Laboratory studies of H retention and LiH formation in liquid lithium

• Absorption and thermal desorption experiments of hydrogen isotopes in liquid lithium have been performed at exposure temperatures up to 400 °C.
• The kinetics of the involved processes indicate a two-stage mechanism for hydride production.
• TDS peaks at temperatures well below the expected one for thermal decomposition of the hydride were systematically recorded, although only a small fraction of the absorbed gas was released during the TDS cycle.
• The absorption of H2 in a D2-loaded sample was investigated at two temperatures, and no obvious influence of the preexisting species in the rate of absorption of H2 was seen.

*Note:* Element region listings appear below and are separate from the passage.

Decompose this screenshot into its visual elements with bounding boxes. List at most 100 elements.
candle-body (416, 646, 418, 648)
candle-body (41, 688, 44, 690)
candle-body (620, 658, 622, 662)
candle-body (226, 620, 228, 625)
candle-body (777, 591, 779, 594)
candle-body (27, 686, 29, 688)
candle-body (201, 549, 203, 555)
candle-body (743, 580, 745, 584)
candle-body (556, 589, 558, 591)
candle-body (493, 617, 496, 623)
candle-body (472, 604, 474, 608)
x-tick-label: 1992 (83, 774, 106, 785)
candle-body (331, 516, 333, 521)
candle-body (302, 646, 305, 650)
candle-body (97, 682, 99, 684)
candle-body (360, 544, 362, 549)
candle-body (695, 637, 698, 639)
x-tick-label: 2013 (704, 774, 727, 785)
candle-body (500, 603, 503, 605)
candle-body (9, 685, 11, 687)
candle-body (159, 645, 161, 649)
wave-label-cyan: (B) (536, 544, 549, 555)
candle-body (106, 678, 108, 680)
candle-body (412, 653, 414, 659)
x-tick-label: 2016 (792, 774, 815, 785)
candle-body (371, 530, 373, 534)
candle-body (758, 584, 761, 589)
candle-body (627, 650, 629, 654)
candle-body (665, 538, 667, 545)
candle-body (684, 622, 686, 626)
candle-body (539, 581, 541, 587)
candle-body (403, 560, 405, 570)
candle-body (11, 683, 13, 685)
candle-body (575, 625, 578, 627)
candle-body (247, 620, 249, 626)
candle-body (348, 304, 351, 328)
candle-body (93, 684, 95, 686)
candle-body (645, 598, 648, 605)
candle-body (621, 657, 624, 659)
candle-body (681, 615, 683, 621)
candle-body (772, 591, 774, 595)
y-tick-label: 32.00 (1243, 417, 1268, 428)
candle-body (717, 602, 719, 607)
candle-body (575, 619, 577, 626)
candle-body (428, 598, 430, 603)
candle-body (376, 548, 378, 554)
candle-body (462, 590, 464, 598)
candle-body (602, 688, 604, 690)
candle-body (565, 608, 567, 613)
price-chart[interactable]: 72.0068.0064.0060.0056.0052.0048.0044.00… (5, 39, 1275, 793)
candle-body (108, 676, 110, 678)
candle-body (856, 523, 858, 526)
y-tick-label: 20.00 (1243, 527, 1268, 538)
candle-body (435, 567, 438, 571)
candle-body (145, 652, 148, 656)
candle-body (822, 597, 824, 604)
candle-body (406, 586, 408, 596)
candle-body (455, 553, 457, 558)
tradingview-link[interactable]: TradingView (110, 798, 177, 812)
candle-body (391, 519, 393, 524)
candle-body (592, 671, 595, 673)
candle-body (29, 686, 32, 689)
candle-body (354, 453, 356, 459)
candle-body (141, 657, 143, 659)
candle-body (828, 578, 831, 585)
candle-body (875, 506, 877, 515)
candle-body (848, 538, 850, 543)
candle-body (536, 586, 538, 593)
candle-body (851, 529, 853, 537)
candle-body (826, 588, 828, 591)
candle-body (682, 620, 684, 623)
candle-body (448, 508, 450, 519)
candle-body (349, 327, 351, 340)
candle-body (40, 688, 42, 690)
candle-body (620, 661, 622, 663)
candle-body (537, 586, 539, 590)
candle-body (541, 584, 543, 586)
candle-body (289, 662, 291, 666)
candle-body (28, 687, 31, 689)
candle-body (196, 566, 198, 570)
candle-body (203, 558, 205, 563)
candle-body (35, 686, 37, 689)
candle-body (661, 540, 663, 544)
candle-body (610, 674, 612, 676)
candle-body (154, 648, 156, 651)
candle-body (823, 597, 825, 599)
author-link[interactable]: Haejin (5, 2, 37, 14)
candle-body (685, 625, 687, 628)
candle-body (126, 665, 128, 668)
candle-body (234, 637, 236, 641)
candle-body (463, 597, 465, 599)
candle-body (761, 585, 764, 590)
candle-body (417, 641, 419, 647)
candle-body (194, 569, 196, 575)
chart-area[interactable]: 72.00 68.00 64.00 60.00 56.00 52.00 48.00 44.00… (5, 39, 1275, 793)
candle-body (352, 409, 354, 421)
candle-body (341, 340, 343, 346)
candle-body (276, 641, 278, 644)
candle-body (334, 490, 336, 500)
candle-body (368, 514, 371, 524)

• Deuterium absorption takes place at a higher rate than that of hydrogen.

Laboratory experiments on H/D retention on liquid lithium followed by thermal desorption spectrometry (TDS) have been performed at Ciemat. Two different experimental set ups were used in order to expose liquid Li to hydrogen gas or to hydrogen glow discharge plasmas at temperatures up to 673 K. In the present work the results concerning the gas phase absorption are addressed. Two different kinetics of absorption were identified from the time evolution of the uptake. Alternate exposures to H2 and D2 were carried out in order to study the isotope exchange and its possible use for tritium retention control in Fusion Reactor. Although important differences were found in the absorption kinetics of both species, the total retention seems to be governed by the total sum of hydrogenic isotopes, and only small differences were found in the corresponding TDS spectra, on which evidence of some isotope exchange is observed. The results are discussed in relation to the potential use of liquid lithium walls in a Fusion Reactor.